C'est le dernier avatar de l’affaire Kerviel, et il pèse lourd. La Société générale va devoir s’acquitter d’un surcroît d’impôt aussi important qu’imprévu : 2,2 milliards d’euros. Jusqu’ici, elle espérait pouvoir diminuer son imposition d’autant, en retranchant de ses bénéfices les 6,3 milliards perdus par l’imprudent tradeur Jérôme Kerviel en 2008. L’administration fiscale a — discrètement mais fermement — douché les espoirs de la banque au printemps dernier.
La Générale, qui n’a pas encore contesté ce redressement en justice, n’émet « aucun commentaire sur une information couverte par le secret fiscal ». Pas plus de réaction au sein du ministère des finances.
En 2008, les spéculations de Kerviel, s’ajoutant à la crise des subprimes, s’étaient traduites pour la banque par une énorme perte fiscale : 10,8 milliards. Heureusement pour elle, la loi autorise les sociétés à déduire de leurs bénéfices — passés ou futurs — les pertes enregistrées.
La Société générale avait donc utilisé quelque 4 milliards de pertes pour se faire rembourser une somme équivalant aux impôts qu’elle avait réglés entre 2005 et 2007. En 2010, le Trésor lui avait ainsi signé un chèque de 1,3 milliard. Mais le meilleur restait à venir. Le solde de sa perte (6,9 milliards), soit à peu près le montant imputable à Kerviel, devait lui permettre d’économiser près de 2,2 milliards d’impôt sur ses bénéfices futurs.
Mais l’arrêt de la cour d’appel de Versailles prononcé le 23 septembre 2016 a tout bousculé. C’est l’absence de contrôle de la banque, estime cette dernière, qui a permis à Kerviel de jeter les milliards par les fenêtres.
Sans compter que la banque ne pouvait ignorer les actions de son trader. On se souviendra aussi que les avocat⋅e⋅s de la Société générale ont tout fait pour manipuler la justice en faveur de la SG et que la vérité a triomphé grâce à la lanceuse d'alerte Nathalie Le Roy, flic qui s'en est pris plein la tête lors de ses déclarations et qui se fait laminer par sa hiérarchie aujourd'hui encore.

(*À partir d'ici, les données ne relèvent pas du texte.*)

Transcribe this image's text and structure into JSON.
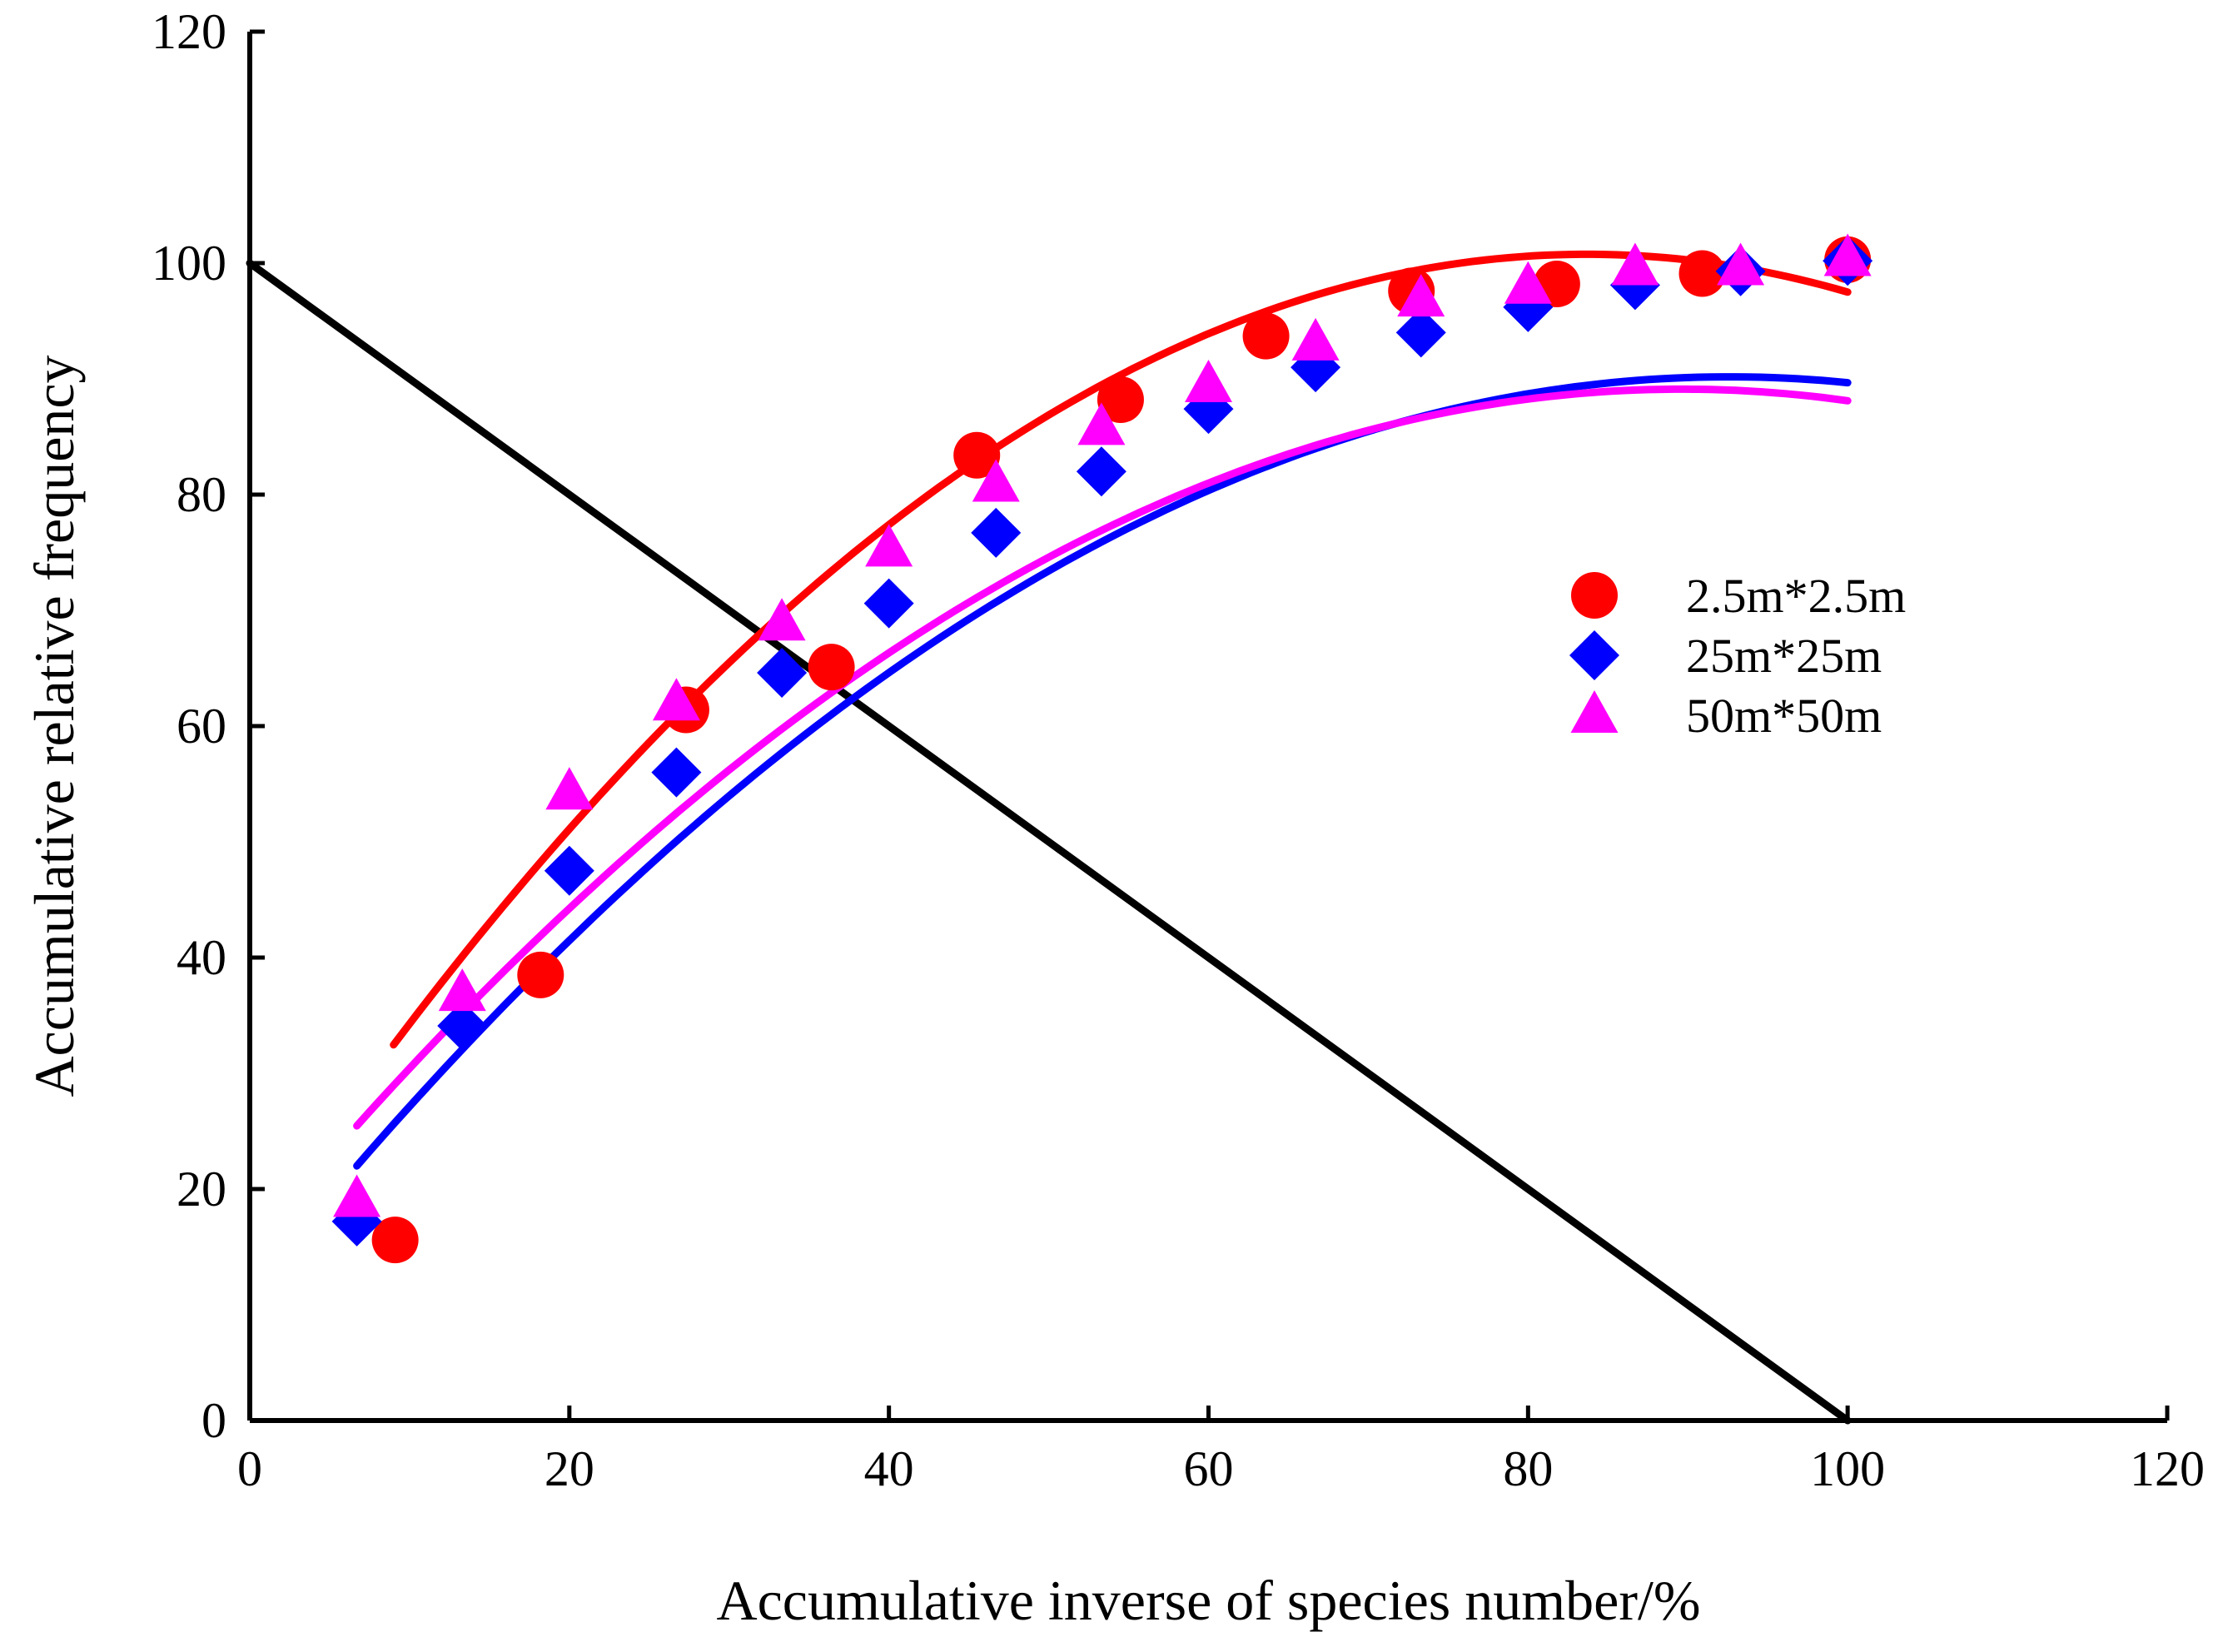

Le banquier joue la montre
Or la jurisprudence du Conseil d’Etat considère qu’une perte enregistrée par une société à la suite de malversations de l’un de ses employés n’est pas fiscalement déductible si la société a concouru à cette perte par sa « carence manifeste dans l’organisation, notamment dans le domaine du contrôle interne ». Soit très exactement ce qu’avançait la cour d’appel (et, avant elle, la Banque de France, dans un rapport daté de 2008).
La sentence connue, les ministres de l’Economie et du Budget, Michel Sapin et Christian Eckert, demandent le jour même à l’administration fiscale d’« examiner les conséquences de cet arrêt sur la situation fiscale de la Société générale [afin] de préserver intégralement les intérêts de l’Etat ». Vite fait, bien fait : début novembre 2016, le fisc pond une note juridique détaillée selon laquelle la Générale n’a effectivement plus droit à sa « déduction Kerviel ». Instruction manuscrite des deux ministres : « Engagez une procédure de “rectification contradictoire”. » Pour le dire moins galamment : un redressement fiscal. Celui-ci est peaufiné pendant trois mois par les Impôts, qui le transmettent au printemps à la Société générale.
Laquelle joue la montre. Plutôt que de contester immédiatement en justice le redressement, elle a choisi d’attendre un refus clair de l’administration pour le jour où elle voudra dégonfler ses bénéfices avec son crédit d’impôt. La messe ne sera pas dite pour autant : entre la contestation du redressement devant le tribunal administratif, puis la cour administrative d’appel et, enfin, le Conseil d’Etat, cinq ans, au moins, risquent de s’écouler.
L’affaire Kerviel a encore de beaux jours devant elle.
Je vois ça positivement : le fisc et les ministres ont essayé de faire leur boulot. Affaire à suivre.
Dans le Canard enchaîné du 17 janvier 2018.